Honest splitting#

Decision trees generally use the training data twice during fitting: Once for deciding where to create splits resulting in the tree structure and once to create a prediction for each leaf node.

While such a double use of the data may lead to overfitting, the effect is often negligible, in particular when otherwise regularizing (e.g., fitting a forest or constraining the maximum depth). Nevertheless it can be beneficial to adapt the splitting to improve generalization performance. One way of achieving this is via honest splitting (Athey and Imbens, 2016). The approach was originally developed in the context of causal effect estimation, where the bias is shown to be reduced by honest splitting allowing for inference on the causal effects.

Below we provide a short overview of honest splitting and explain how to use it in adaXT.

Honest splitting in adaXT#

In its most basic form honest splitting consists of dividing the training data into two disjoint subsets; a fitting set, called fitting_indices in the code, used to create a fitted tree and a prediction set, called prediction_indices in the code, used to populate the leaf nodes that are later used when predicting.

This basic version of honest splitting can be performed manually in adaXT by using the refit_leaf_nodes function as follows:

from adaXT.decision_tree import DecisionTree
import numpy as np

# Create toy training data
n = 100
X = np.random.normal(0, 1, (n, 2))
Y = 2.0 * (X[:, 0] > 0) + np.random.normal(0, 0.25, n)

# Split training data
fitting_indices = np.arange(0, int(n/2))
prediction_indices = np.arange(int(n/2)+1, n)

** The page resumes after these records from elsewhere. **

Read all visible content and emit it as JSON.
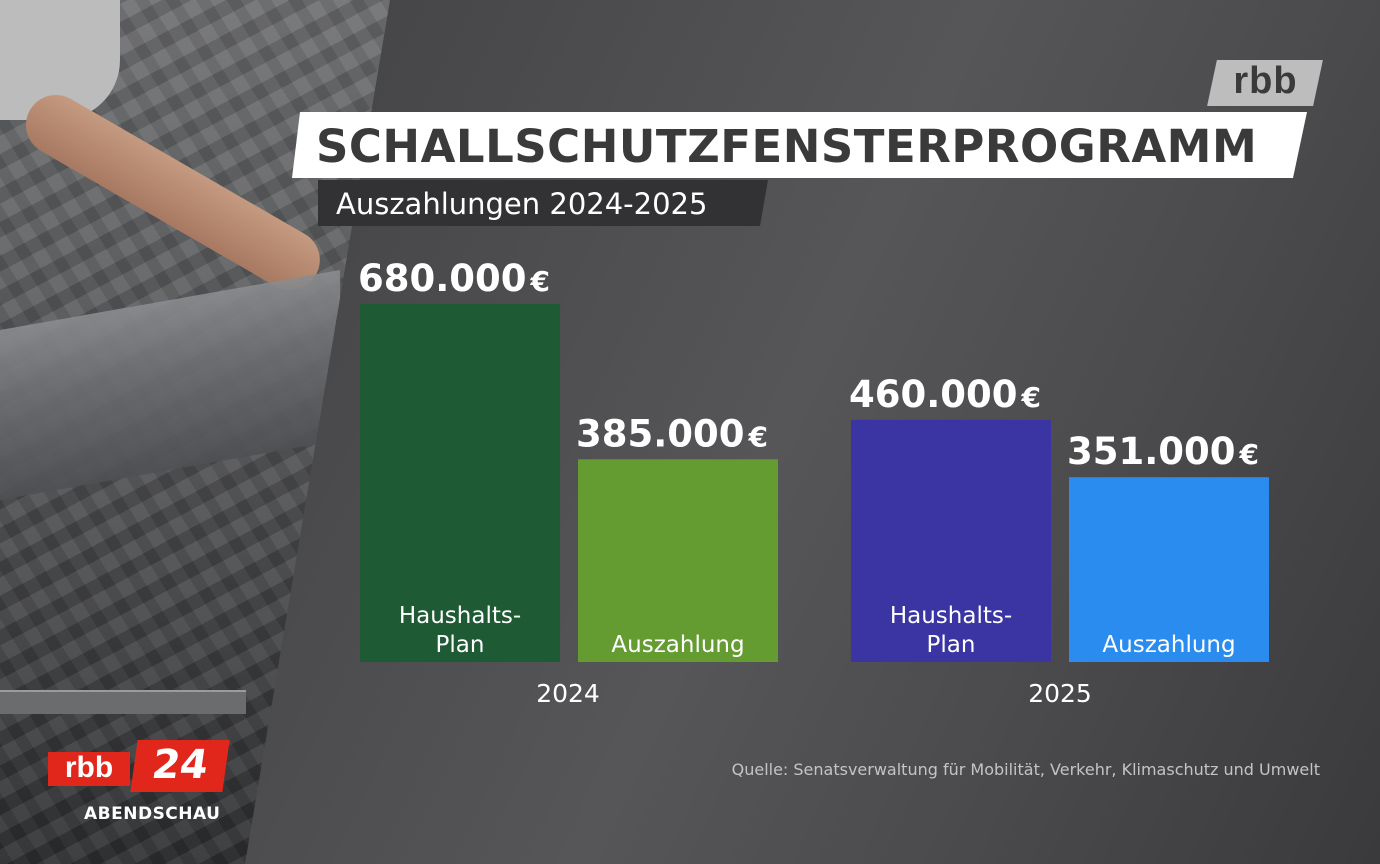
{
  "brand": {
    "top_logo": "rbb",
    "channel_logo_rbb": "rbb",
    "channel_logo_number": "24",
    "show_name": "ABENDSCHAU",
    "accent_red": "#e1261c"
  },
  "header": {
    "title": "SCHALLSCHUTZFENSTERPROGRAMM",
    "subtitle": "Auszahlungen 2024-2025"
  },
  "source": "Quelle: Senatsverwaltung für Mobilität, Verkehr, Klimaschutz und Umwelt",
  "chart_data": {
    "type": "bar",
    "title": "SCHALLSCHUTZFENSTERPROGRAMM",
    "subtitle": "Auszahlungen 2024-2025",
    "categories": [
      "2024",
      "2025"
    ],
    "currency": "€",
    "groups": [
      {
        "category": "2024",
        "bars": [
          {
            "label_lines": [
              "Haushalts-",
              "Plan"
            ],
            "value": 680000,
            "value_label": "680.000",
            "color": "#1e5a34"
          },
          {
            "label_lines": [
              "Auszahlung"
            ],
            "value": 385000,
            "value_label": "385.000",
            "color": "#659c32"
          }
        ]
      },
      {
        "category": "2025",
        "bars": [
          {
            "label_lines": [
              "Haushalts-",
              "Plan"
            ],
            "value": 460000,
            "value_label": "460.000",
            "color": "#3a35a2"
          },
          {
            "label_lines": [
              "Auszahlung"
            ],
            "value": 351000,
            "value_label": "351.000",
            "color": "#2b8cf0"
          }
        ]
      }
    ],
    "grid": false,
    "legend": "none"
  }
}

# Fit a regression decision tree using only fitting_indices
tree = DecisionTree("Regression", max_depth=5)
tree.fit(X, Y, sample_indices=fitting_indices)

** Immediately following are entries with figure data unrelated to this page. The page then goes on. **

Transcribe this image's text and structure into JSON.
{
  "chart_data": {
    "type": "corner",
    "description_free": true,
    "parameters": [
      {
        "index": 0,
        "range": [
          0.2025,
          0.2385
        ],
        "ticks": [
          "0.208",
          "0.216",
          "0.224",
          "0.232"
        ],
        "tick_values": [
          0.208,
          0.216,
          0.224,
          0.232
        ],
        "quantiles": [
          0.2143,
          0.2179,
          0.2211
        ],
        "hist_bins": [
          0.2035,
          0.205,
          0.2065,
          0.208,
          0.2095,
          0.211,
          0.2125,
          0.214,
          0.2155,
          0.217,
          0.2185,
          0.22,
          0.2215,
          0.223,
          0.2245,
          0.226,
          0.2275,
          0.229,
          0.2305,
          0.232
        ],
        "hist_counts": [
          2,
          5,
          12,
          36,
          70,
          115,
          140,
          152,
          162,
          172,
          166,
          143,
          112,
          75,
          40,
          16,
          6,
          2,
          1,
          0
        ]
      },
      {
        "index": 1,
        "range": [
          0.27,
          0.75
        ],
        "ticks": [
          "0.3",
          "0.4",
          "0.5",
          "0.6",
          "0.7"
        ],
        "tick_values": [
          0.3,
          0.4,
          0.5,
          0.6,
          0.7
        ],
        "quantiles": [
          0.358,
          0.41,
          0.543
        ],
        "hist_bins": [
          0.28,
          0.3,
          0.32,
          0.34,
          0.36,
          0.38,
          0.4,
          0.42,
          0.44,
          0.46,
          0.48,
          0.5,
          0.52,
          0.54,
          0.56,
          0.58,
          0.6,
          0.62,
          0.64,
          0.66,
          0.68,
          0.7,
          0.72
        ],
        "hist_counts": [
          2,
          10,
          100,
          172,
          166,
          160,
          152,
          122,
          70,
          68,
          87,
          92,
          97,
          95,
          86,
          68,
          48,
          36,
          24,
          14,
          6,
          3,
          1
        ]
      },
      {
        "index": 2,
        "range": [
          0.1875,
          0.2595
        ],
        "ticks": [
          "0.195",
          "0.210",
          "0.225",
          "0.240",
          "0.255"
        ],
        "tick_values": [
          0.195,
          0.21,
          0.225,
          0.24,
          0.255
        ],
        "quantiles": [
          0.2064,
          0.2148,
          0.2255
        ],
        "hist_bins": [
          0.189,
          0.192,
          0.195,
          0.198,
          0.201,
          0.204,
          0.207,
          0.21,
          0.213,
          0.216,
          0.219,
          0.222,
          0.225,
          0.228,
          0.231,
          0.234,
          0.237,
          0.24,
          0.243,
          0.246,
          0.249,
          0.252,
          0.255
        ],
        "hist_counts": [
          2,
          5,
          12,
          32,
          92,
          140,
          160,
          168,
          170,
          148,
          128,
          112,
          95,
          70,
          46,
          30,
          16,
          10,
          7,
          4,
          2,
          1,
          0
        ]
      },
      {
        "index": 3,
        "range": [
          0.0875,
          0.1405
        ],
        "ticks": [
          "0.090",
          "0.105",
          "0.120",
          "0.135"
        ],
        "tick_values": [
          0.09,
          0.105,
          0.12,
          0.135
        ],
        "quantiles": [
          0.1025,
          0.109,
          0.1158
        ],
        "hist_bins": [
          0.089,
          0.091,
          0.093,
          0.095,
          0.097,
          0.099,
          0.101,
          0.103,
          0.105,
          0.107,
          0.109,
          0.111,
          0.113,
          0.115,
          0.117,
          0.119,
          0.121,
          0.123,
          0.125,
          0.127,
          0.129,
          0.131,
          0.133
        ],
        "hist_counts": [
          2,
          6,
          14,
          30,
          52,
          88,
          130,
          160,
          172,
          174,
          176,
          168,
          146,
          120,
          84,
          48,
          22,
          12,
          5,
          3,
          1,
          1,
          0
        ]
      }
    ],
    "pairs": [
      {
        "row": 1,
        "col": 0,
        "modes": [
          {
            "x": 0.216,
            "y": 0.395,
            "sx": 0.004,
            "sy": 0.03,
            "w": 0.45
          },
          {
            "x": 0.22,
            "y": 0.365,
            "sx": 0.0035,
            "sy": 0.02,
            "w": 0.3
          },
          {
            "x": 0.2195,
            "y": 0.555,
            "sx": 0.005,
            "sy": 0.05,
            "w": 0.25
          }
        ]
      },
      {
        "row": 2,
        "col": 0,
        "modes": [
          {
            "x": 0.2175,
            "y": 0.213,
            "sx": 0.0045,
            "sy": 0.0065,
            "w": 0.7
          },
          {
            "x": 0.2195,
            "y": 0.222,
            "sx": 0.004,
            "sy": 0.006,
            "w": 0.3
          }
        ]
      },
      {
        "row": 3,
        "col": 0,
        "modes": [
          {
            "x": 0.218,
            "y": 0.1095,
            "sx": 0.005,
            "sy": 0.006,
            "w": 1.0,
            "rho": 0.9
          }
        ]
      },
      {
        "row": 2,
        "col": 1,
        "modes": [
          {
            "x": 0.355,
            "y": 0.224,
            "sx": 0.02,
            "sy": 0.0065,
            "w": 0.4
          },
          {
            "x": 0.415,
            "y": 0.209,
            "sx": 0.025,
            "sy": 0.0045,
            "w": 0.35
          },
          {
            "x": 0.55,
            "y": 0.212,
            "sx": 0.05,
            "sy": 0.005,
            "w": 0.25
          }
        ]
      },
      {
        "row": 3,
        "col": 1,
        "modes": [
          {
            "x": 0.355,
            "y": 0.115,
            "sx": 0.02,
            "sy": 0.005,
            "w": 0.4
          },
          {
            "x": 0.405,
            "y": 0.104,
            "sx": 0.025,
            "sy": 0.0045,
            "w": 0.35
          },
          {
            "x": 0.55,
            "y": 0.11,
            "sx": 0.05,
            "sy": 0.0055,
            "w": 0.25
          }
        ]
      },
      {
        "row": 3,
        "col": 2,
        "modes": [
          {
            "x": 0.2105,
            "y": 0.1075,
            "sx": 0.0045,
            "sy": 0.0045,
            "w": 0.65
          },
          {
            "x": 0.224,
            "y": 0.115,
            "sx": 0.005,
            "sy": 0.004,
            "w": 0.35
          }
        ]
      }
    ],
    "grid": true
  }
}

# Predict on two test points
print(tree.predict(np.array([[-1, 0], [1, 0]])))

# Refit tree using only prediction_indices
tree.refit_leaf_nodes(X, Y, sample_indices=prediction_indices)

# Predict on the same two test points
print(tree.predict(np.array([[-1, 0], [1, 0]])))

Using the refit_leaf_nodes function directly is tedious when fitting random forests. Therefore the RandomForest class has an optional parameter to perform honest splitting. The precise behaviour is controlled by the parameters sampling and sampling_args. Currently there are two version of honest splitting available:

honest_tree: In this case, for each tree in the forest, a new split into fitting_indices and prediction_indices is randomly drawn and used to fit and refit the tree, respectively. Unlike in a classical random forest that draws a bootstrap sample, this approaches first for each tree randomly divides the training data into two parts (controlled by sampling_args['split']) and then from each draws a separate random sample (controlled by sampling_args['size'] and sampling_args['replace']). The first subsample (the fitting_indices) is then used to create splits and the second (the prediction_indices) to populate the leaf nodes.
honest_forest: In this case, the data is split only once into two parts (controlled by sampling_args['split']) instead of randomly for each tree (note that the split is done without permuting, which means that order in the data may affect results). For each tree a random subsample is drawn for each part (the fitting_indices and the prediction_indices). Again this resampling is controlled by sampling_args['size'] and sampling_args['replace']. This approach ensures a total separation between the data used to create the splits and the data used to populate the leafs. Importantly, this guarantees (for independent training samples) that the resulting random forest weights (extracted using predict_weights) are independent of the samples corresponding to the fitting_indices.